En la categoría Mejor álbum, por otra parte, junto a la previsibles nominaciones de la notable lectura que Tilson Thomas hace de la Sexta de Mahler al frente de la Sinfónica de San Francisco (los Grammys siempre tienen en cuenta cuando una orquesta estadounidense se destaca en el repertorio europeo) y del disco Bel Canto, donde la soprano estadounidense Renée Fleming hace arias de Bellini, Donizetti y Rossini junto a la Orquesta de St. Luke, aparecen Orient & Occident, de Pärt, la brillante interpretación de los Cuartetos Op. 59 y Op. 74 de Beethoven por el Takács y una grabación de la Sinfonía Nº 1 de Vaughan Williams por la Sinfónica de Atlanta dirigida por Robert Spano. En esta última inclusión se ve otra de las debilidades del Grammy y es la patriótica preferencia por registrosdel sello Telarc (el único norteamericano que disputa en el mismo repertorio con los gigantes europeos y japoneses). Una preferencia que, sin duda, lo caracteriza ya que ningún otro premio del mundo los tiene en cuenta.

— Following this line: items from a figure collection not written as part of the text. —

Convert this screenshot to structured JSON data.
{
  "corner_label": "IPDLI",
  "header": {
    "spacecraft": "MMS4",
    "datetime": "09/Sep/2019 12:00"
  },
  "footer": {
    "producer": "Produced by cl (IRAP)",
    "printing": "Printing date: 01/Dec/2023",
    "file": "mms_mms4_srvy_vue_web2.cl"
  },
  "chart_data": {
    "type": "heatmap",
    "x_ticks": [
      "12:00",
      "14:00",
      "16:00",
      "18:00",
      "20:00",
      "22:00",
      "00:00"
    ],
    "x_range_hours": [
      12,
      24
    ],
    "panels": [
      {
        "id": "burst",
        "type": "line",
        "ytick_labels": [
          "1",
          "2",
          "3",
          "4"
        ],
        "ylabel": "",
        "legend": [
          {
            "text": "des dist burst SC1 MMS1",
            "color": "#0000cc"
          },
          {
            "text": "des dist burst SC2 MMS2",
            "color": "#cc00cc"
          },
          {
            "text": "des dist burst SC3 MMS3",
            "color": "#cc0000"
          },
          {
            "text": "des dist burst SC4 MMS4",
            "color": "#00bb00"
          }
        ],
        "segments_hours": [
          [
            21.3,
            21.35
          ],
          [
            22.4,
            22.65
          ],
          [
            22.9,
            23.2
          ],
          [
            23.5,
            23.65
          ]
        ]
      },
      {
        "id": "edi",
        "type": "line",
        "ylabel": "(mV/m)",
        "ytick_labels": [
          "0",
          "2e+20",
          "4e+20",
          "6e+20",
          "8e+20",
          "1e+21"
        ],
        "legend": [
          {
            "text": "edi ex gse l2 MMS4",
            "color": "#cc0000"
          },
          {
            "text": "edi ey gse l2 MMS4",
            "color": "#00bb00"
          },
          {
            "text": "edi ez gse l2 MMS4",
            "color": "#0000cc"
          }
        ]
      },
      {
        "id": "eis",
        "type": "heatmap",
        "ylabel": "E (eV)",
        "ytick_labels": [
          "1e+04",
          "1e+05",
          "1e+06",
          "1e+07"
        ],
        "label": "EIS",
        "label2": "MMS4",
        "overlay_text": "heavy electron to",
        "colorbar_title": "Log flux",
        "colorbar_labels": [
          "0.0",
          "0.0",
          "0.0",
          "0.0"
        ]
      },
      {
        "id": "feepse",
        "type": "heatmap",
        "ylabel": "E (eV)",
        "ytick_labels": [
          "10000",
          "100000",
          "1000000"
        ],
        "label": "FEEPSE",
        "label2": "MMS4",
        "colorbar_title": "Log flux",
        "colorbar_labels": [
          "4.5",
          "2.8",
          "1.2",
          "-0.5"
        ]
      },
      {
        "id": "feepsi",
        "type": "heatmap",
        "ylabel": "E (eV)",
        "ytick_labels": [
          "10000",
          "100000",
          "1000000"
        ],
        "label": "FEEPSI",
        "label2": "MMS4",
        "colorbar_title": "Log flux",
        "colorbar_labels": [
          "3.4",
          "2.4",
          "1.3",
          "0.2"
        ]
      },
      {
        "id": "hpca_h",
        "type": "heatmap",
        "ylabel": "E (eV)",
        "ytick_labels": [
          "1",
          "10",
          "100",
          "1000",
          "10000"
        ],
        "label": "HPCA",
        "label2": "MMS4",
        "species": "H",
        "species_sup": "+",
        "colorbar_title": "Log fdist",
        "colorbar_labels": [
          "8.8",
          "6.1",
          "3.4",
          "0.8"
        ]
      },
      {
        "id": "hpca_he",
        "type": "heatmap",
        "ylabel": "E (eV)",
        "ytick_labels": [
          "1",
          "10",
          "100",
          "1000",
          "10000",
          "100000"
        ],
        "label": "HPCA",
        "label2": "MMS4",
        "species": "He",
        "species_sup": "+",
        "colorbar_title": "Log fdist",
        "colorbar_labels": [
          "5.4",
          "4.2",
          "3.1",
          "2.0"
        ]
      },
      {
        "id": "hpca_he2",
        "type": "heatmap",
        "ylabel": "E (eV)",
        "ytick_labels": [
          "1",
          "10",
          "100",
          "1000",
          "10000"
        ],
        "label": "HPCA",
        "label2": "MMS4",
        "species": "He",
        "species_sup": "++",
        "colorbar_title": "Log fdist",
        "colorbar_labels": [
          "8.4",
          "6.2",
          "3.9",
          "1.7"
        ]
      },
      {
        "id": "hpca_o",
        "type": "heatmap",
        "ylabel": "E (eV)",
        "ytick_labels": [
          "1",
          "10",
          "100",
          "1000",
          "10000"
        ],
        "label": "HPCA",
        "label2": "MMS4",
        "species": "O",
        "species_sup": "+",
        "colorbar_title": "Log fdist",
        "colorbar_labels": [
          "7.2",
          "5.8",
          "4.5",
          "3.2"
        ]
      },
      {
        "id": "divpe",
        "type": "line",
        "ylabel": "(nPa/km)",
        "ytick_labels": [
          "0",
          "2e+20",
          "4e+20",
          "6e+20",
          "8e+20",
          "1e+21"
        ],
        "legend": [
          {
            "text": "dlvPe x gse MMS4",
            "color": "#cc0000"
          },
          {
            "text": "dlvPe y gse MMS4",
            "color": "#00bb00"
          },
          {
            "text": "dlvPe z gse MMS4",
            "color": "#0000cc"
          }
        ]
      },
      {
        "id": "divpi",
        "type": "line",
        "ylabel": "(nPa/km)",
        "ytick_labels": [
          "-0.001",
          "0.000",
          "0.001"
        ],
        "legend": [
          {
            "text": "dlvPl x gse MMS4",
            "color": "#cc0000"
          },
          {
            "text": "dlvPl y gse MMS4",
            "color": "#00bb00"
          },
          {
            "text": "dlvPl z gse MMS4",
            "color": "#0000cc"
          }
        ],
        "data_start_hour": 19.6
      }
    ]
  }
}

La lista de los principales candidatos incluye a Barenboim conduciendo la Sinfonía Nº 2 de uno de sus directores más admirados, Wilhelm Furtwängler y Tannhäuser de Wagner, Harnoncourt en las Danzas Eslavas de Dvorak, Rostropovich en la Sinfonía Nº 11 de Shostakovich, Murray Perahia haciendo en piano (de manera deslumbrante) los Conciertos 3, 5, 6 y 7 de Bach y los Estudios de Chopin, Hilary Hahn en los conciertos para violín de Stravinsky y Brahms, Hough en los Conciertos para piano de Saint-Säens, las Piezas Líricas de Grieg por Leiv Ove Andsnes, Martha Argerich y el cellista Mischa Maisky en vivo en Japón y las óperas Alceste de Gluck (conducida por John Eliot Gardiner), Hercules de Händel (con Anne Sofie von Otter y la dirección de Marc Minkowski), La vuelta de tuerca de Britten (conducida por Daniel Harding y el Idomeneo de Mozart dirigido por Sir Charles Mackerras. En la categoría Mejor álbum clásico crossover (una auténtica contradicción en sus términos) se encuentra otro argentino, Carlos Franzetti, por Poeta de Arrabal, un disco en el que tocan su mujer, Allison Brewster Franzetti, el bandoneonista Néstor Marconi y una misteriosa Buenos Aires Tango Orchestra. Incidentalmente, ninguno de estos CD se consigue en Argentina.